Anita Atwell Seate
Dr. Anita Atwell Seate is a social scientist that has two areas of research interest: intergroup communication and public relations/strategic communication. Across these areas of study, Dr. Atwell Seate is interested in how people’s social identities influence communication processes.
Dr. Atwell Seate’s work finds that identity-based factors, including (intergroup) emotions and social identity importance are crucial to consider in understanding how people receive messages and their subsequent behavioral outcomes. Dr. Atwell Seate studies a variety of social groups including social identities based on race, ethnicity, age, gender, and sexual orientation, with an emphasis placed on racial and ethnic groups. Dr. Atwell Seate uses a variety of methods in their work including experimental design, quantitative content analysis, survey design, interviews, multi-sited rapid ethnography, qualitative comparative analysis, and rhetorical criticism.
In terms of their intergroup communication scholarship, Dr. Atwell Seate is currently working on a monograph examining how intergroup threat is constructed through discourse, using both critical and social scientific approaches (with Dr. Michelle Murray Yang). Dr. Atwell Seate has presented and workshopped ideas from this project at Eastern Communication Association and the Rhetoric Society of America, Institute.
Regarding their current public relations and strategic communication scholarship, Dr. Atwell Seate is the Principal Investigator of a grant from National Oceanic and Atmospheric Administration’s VORTEX-SE Program [Co-PIs: Dr. Brooke F. Liu, Dr. Ji Youn Kim, and Mr. Daniel Hawblitzel]. For this project, the research team is working with the National Weather Service to develop a risk communication toolkit. The risk communication toolkit will be developed with operational practioners and will validated through a series of experiments with members of the public. This is Dr. Atwell Seate’s second VORTEX-SE grant award.
Tornado warning: Understanding the National Weather Service’s communication strategies
This study explores the National Weather Service’s communication through a multi-sited rapid ethnography that extends the fully functioning society theory.

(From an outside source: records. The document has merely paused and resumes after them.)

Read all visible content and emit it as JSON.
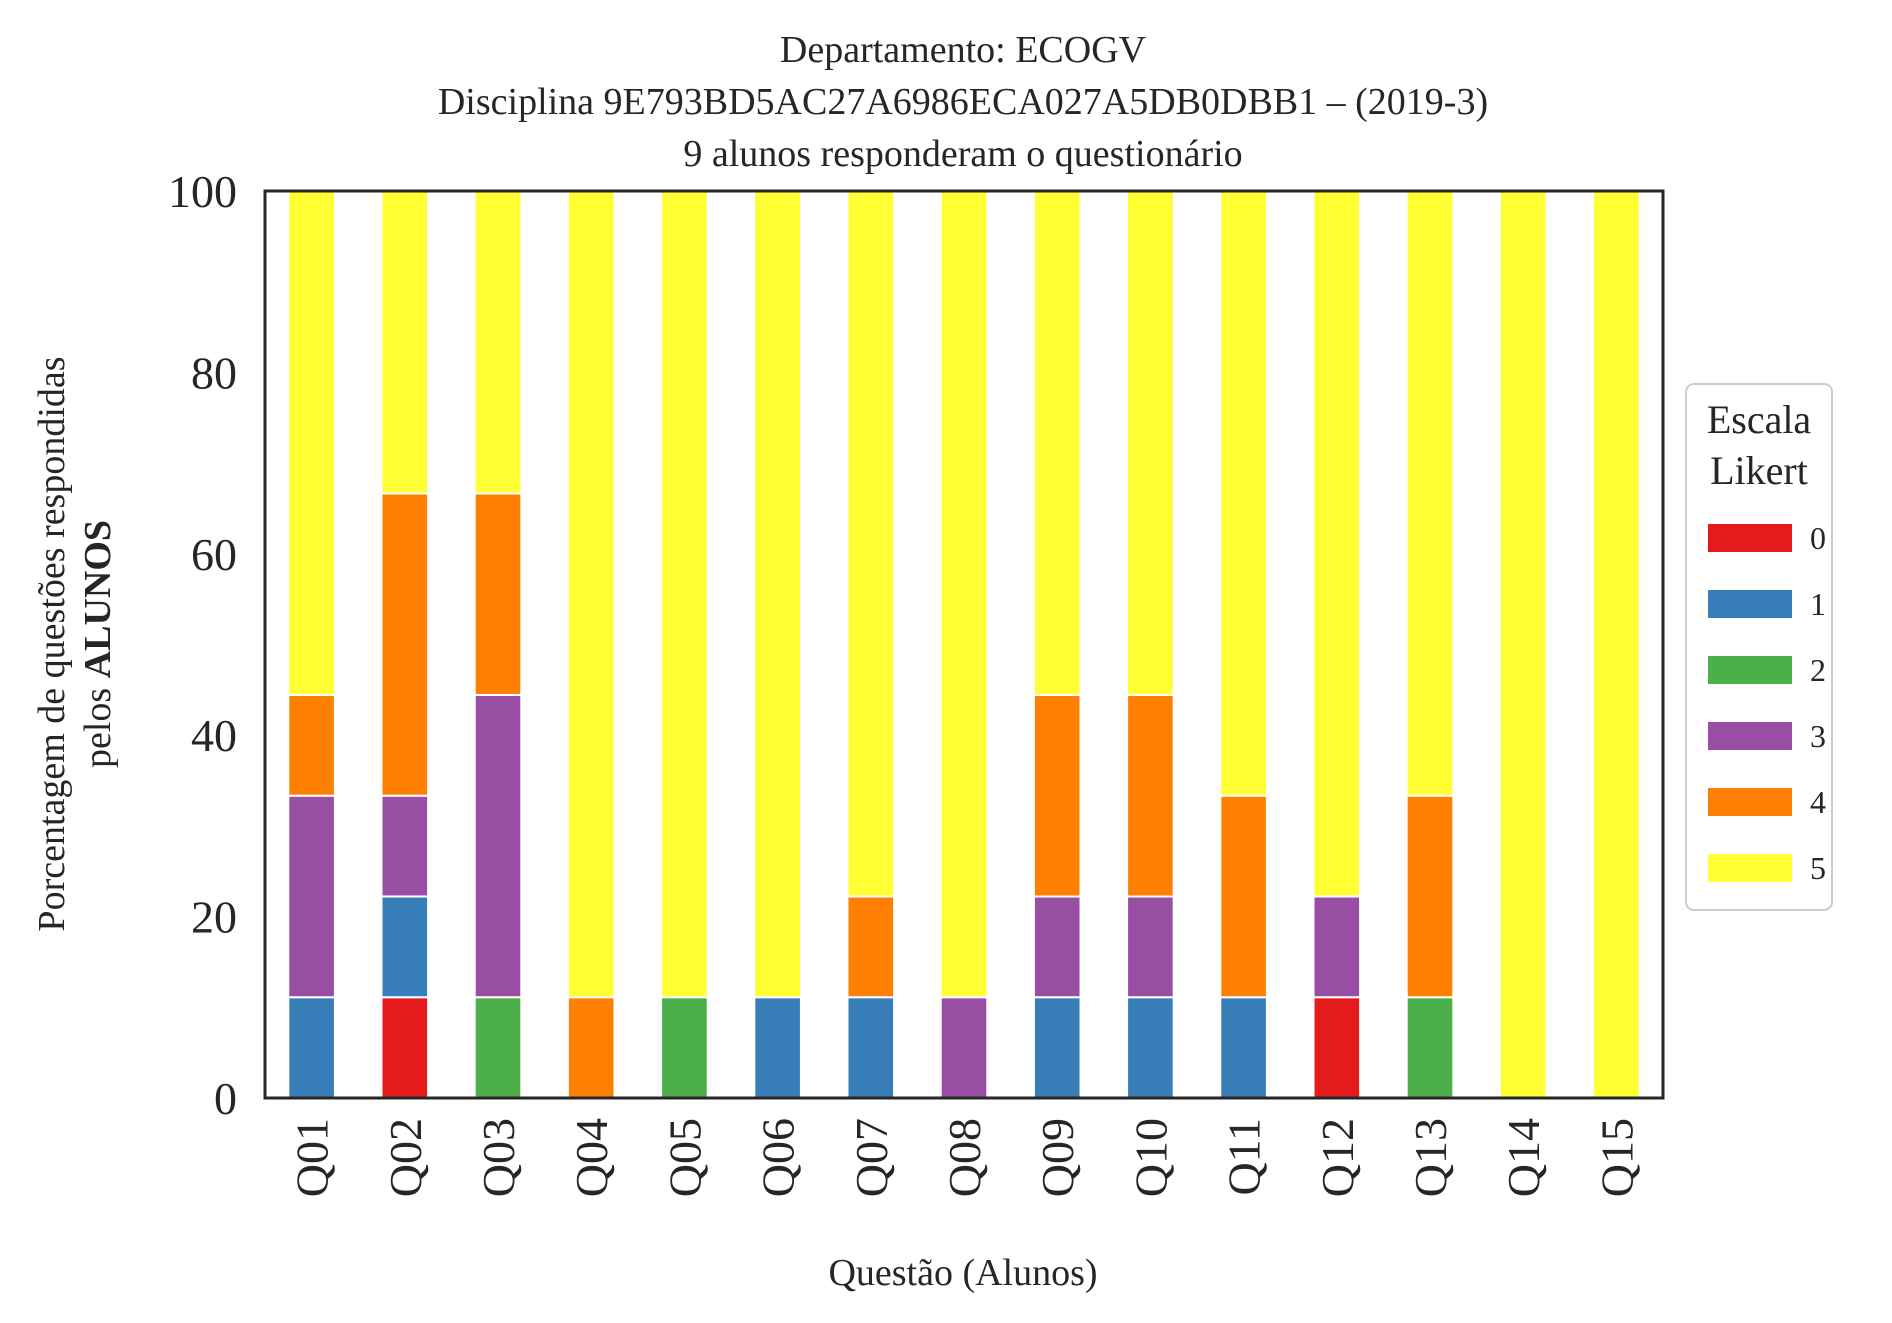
{
  "chart_data": {
    "type": "bar",
    "stacked": true,
    "title_lines": [
      "Departamento: ECOGV",
      "Disciplina 9E793BD5AC27A6986ECA027A5DB0DBB1 – (2019-3)",
      "9 alunos responderam o questionário"
    ],
    "xlabel": "Questão (Alunos)",
    "ylabel_line1": "Porcentagem de questões respondidas",
    "ylabel_line2_prefix": "pelos ",
    "ylabel_line2_bold": "ALUNOS",
    "ylim": [
      0,
      100
    ],
    "yticks": [
      "0",
      "20",
      "40",
      "60",
      "80",
      "100"
    ],
    "categories": [
      "Q01",
      "Q02",
      "Q03",
      "Q04",
      "Q05",
      "Q06",
      "Q07",
      "Q08",
      "Q09",
      "Q10",
      "Q11",
      "Q12",
      "Q13",
      "Q14",
      "Q15"
    ],
    "legend": {
      "title_lines": [
        "Escala",
        "Likert"
      ],
      "position": "right"
    },
    "series": [
      {
        "name": "0",
        "color": "#e41a1c",
        "values": [
          0,
          11.11,
          0,
          0,
          0,
          0,
          0,
          0,
          0,
          0,
          0,
          11.11,
          0,
          0,
          0
        ]
      },
      {
        "name": "1",
        "color": "#377eb8",
        "values": [
          11.11,
          11.11,
          0,
          0,
          0,
          11.11,
          11.11,
          0,
          11.11,
          11.11,
          11.11,
          0,
          0,
          0,
          0
        ]
      },
      {
        "name": "2",
        "color": "#4daf4a",
        "values": [
          0,
          0,
          11.11,
          0,
          11.11,
          0,
          0,
          0,
          0,
          0,
          0,
          0,
          11.11,
          0,
          0
        ]
      },
      {
        "name": "3",
        "color": "#984ea3",
        "values": [
          22.22,
          11.11,
          33.33,
          0,
          0,
          0,
          0,
          11.11,
          11.11,
          11.11,
          0,
          11.11,
          0,
          0,
          0
        ]
      },
      {
        "name": "4",
        "color": "#ff7f00",
        "values": [
          11.11,
          33.33,
          22.22,
          11.11,
          0,
          0,
          11.11,
          0,
          22.22,
          22.22,
          22.22,
          0,
          22.22,
          0,
          0
        ]
      },
      {
        "name": "5",
        "color": "#ffff33",
        "values": [
          55.56,
          33.33,
          33.33,
          88.89,
          88.89,
          88.89,
          77.78,
          88.89,
          55.56,
          55.56,
          66.67,
          77.78,
          66.67,
          100,
          100
        ]
      }
    ]
  }
}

This study explores the National Weather Service’s communication through a multi-sited rapid ethnography that extends the fully functioning society theory. National Weather Service field offices do not employ public information officers. Instead, forecasters predict the weather, craft messages, and build relationships with their publics. Scholars have called for public relations research that examines messages, including how crisis communication can help publics cope. Additionally, scholars have noted that all organizations need public relations, even if they do not employ formal public relations personnel. In our study, forecasters emphasized the need to build their publics’ tornado threat awareness and provided strategies to make weather science accessible. Forecasters discussed a variety of message strategies including avoiding fear appeals, humanizing the organization, and visualizing risks. Forecasters also built relationships with active publics through soliciting weather spotters and empowering them to prepare others for severe weather. Overall, findings expand knowledge about how organizations can employ strategic public relations to benefit society, thereby extending fully functioning society theory.

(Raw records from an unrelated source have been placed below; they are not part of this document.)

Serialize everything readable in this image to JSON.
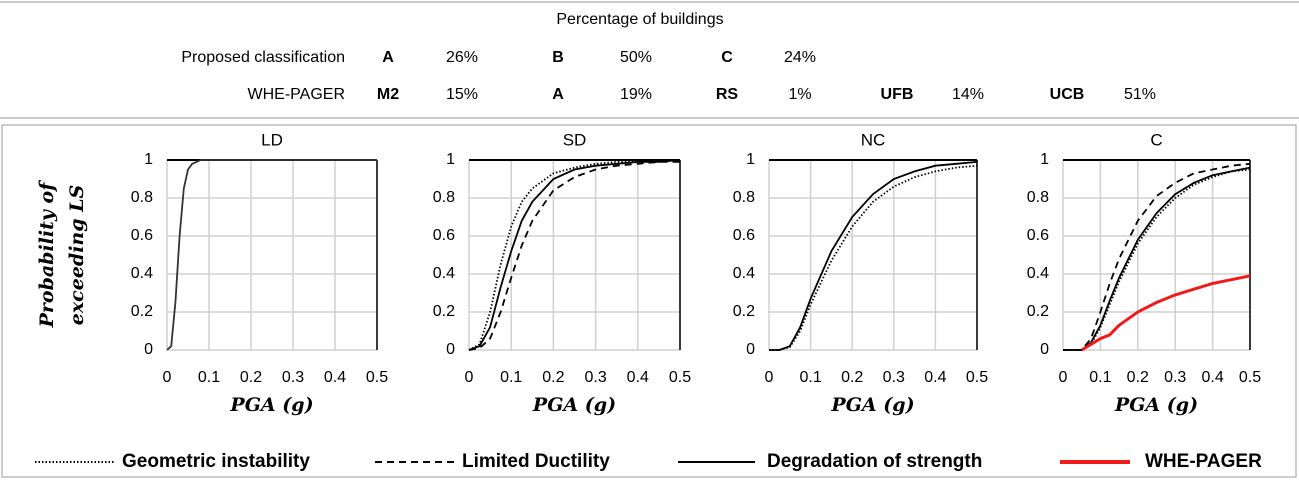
{
  "table": {
    "title": "Percentage of buildings",
    "rows": [
      [
        "Proposed classification",
        "A",
        "26%",
        "B",
        "50%",
        "C",
        "24%"
      ],
      [
        "WHE-PAGER",
        "M2",
        "15%",
        "A",
        "19%",
        "RS",
        "1%",
        "UFB",
        "14%",
        "UCB",
        "51%"
      ]
    ]
  },
  "chart_data": [
    {
      "type": "line",
      "title": "LD",
      "ylabel": [
        "Probability of",
        "exceeding LS"
      ],
      "xlabel": "PGA (g)",
      "x": [
        0,
        0.01,
        0.02,
        0.03,
        0.04,
        0.05,
        0.06,
        0.07,
        0.08,
        0.1,
        0.15,
        0.2,
        0.3,
        0.4,
        0.5
      ],
      "series": [
        {
          "name": "Degradation of strength",
          "color": "#333333",
          "dash": "solid",
          "values": [
            0,
            0.02,
            0.25,
            0.6,
            0.85,
            0.95,
            0.98,
            0.99,
            1,
            1,
            1,
            1,
            1,
            1,
            1
          ]
        }
      ],
      "xlim": [
        0,
        0.5
      ],
      "ylim": [
        0,
        1
      ],
      "xticks": [
        0,
        0.1,
        0.2,
        0.3,
        0.4,
        0.5
      ],
      "yticks": [
        0,
        0.2,
        0.4,
        0.6,
        0.8,
        1
      ],
      "grid": true
    },
    {
      "type": "line",
      "title": "SD",
      "xlabel": "PGA (g)",
      "x": [
        0,
        0.025,
        0.05,
        0.075,
        0.1,
        0.125,
        0.15,
        0.2,
        0.25,
        0.3,
        0.35,
        0.4,
        0.45,
        0.5
      ],
      "series": [
        {
          "name": "Geometric instability",
          "color": "#000000",
          "dash": "dotted",
          "values": [
            0,
            0.03,
            0.2,
            0.45,
            0.65,
            0.78,
            0.85,
            0.93,
            0.96,
            0.98,
            0.99,
            0.99,
            1,
            1
          ]
        },
        {
          "name": "Limited  Ductility",
          "color": "#000000",
          "dash": "dashed",
          "values": [
            0,
            0.01,
            0.06,
            0.2,
            0.38,
            0.55,
            0.68,
            0.84,
            0.91,
            0.95,
            0.97,
            0.98,
            0.99,
            0.99
          ]
        },
        {
          "name": "Degradation of strength",
          "color": "#000000",
          "dash": "solid",
          "values": [
            0,
            0.02,
            0.12,
            0.33,
            0.52,
            0.68,
            0.78,
            0.9,
            0.95,
            0.97,
            0.98,
            0.99,
            0.99,
            1
          ]
        }
      ],
      "xlim": [
        0,
        0.5
      ],
      "ylim": [
        0,
        1
      ],
      "xticks": [
        0,
        0.1,
        0.2,
        0.3,
        0.4,
        0.5
      ],
      "yticks": [
        0,
        0.2,
        0.4,
        0.6,
        0.8,
        1
      ],
      "grid": true
    },
    {
      "type": "line",
      "title": "NC",
      "xlabel": "PGA (g)",
      "x": [
        0,
        0.025,
        0.05,
        0.075,
        0.1,
        0.15,
        0.2,
        0.25,
        0.3,
        0.35,
        0.4,
        0.45,
        0.5
      ],
      "series": [
        {
          "name": "Geometric instability",
          "color": "#000000",
          "dash": "dotted",
          "values": [
            0,
            0,
            0.015,
            0.1,
            0.24,
            0.47,
            0.65,
            0.78,
            0.86,
            0.91,
            0.94,
            0.96,
            0.97
          ]
        },
        {
          "name": "Degradation of strength",
          "color": "#000000",
          "dash": "solid",
          "values": [
            0,
            0,
            0.02,
            0.12,
            0.27,
            0.52,
            0.7,
            0.82,
            0.9,
            0.94,
            0.97,
            0.98,
            0.99
          ]
        }
      ],
      "xlim": [
        0,
        0.5
      ],
      "ylim": [
        0,
        1
      ],
      "xticks": [
        0,
        0.1,
        0.2,
        0.3,
        0.4,
        0.5
      ],
      "yticks": [
        0,
        0.2,
        0.4,
        0.6,
        0.8,
        1
      ],
      "grid": true
    },
    {
      "type": "line",
      "title": "C",
      "xlabel": "PGA (g)",
      "x": [
        0,
        0.05,
        0.075,
        0.1,
        0.125,
        0.15,
        0.2,
        0.25,
        0.3,
        0.35,
        0.4,
        0.45,
        0.5
      ],
      "series": [
        {
          "name": "Geometric instability",
          "color": "#000000",
          "dash": "dotted",
          "values": [
            0,
            0,
            0.03,
            0.12,
            0.24,
            0.36,
            0.56,
            0.7,
            0.8,
            0.87,
            0.91,
            0.94,
            0.95
          ]
        },
        {
          "name": "Limited  Ductility",
          "color": "#000000",
          "dash": "dashed",
          "values": [
            0,
            0,
            0.06,
            0.2,
            0.35,
            0.48,
            0.68,
            0.81,
            0.88,
            0.93,
            0.95,
            0.97,
            0.98
          ]
        },
        {
          "name": "Degradation of strength",
          "color": "#000000",
          "dash": "solid",
          "values": [
            0,
            0,
            0.04,
            0.13,
            0.26,
            0.38,
            0.58,
            0.72,
            0.82,
            0.88,
            0.92,
            0.94,
            0.96
          ]
        },
        {
          "name": "WHE-PAGER",
          "color": "#ee1c1c",
          "dash": "solid",
          "values": [
            null,
            0,
            0.03,
            0.06,
            0.08,
            0.13,
            0.2,
            0.25,
            0.29,
            0.32,
            0.35,
            0.37,
            0.39
          ]
        }
      ],
      "xlim": [
        0,
        0.5
      ],
      "ylim": [
        0,
        1
      ],
      "xticks": [
        0,
        0.1,
        0.2,
        0.3,
        0.4,
        0.5
      ],
      "yticks": [
        0,
        0.2,
        0.4,
        0.6,
        0.8,
        1
      ],
      "grid": true
    }
  ]
}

Eyes of the Storm: How Citizen Scientists Contribute to Government Forecasting and Risk Communication
This study examines citizens who volunteer as weather spotters through a case study of an award-winning network.

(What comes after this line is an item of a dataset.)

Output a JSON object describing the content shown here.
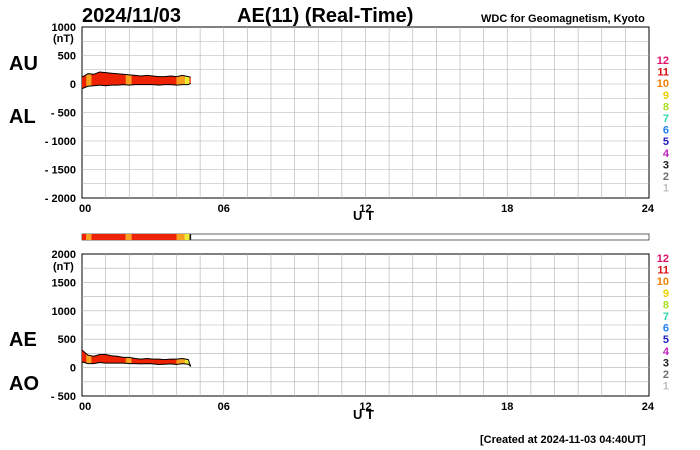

Since the 1970s, the National Weather Service has trained citizens to collect, confirm, verify, or supplement radar and other data to contribute to a weather-ready nation. This study examines citizens who volunteer as weather spotters through a case study of an award-winning network. We uncover what motivates citizens to become involved in government science projects. Through the lens of relationship management theory and the related network approach, the study provides some of the first evidence on the benefits and drawbacks of citizens serving as amateur scientists and risk communicators and how these citizen scientists sustain their relationships with government scientists.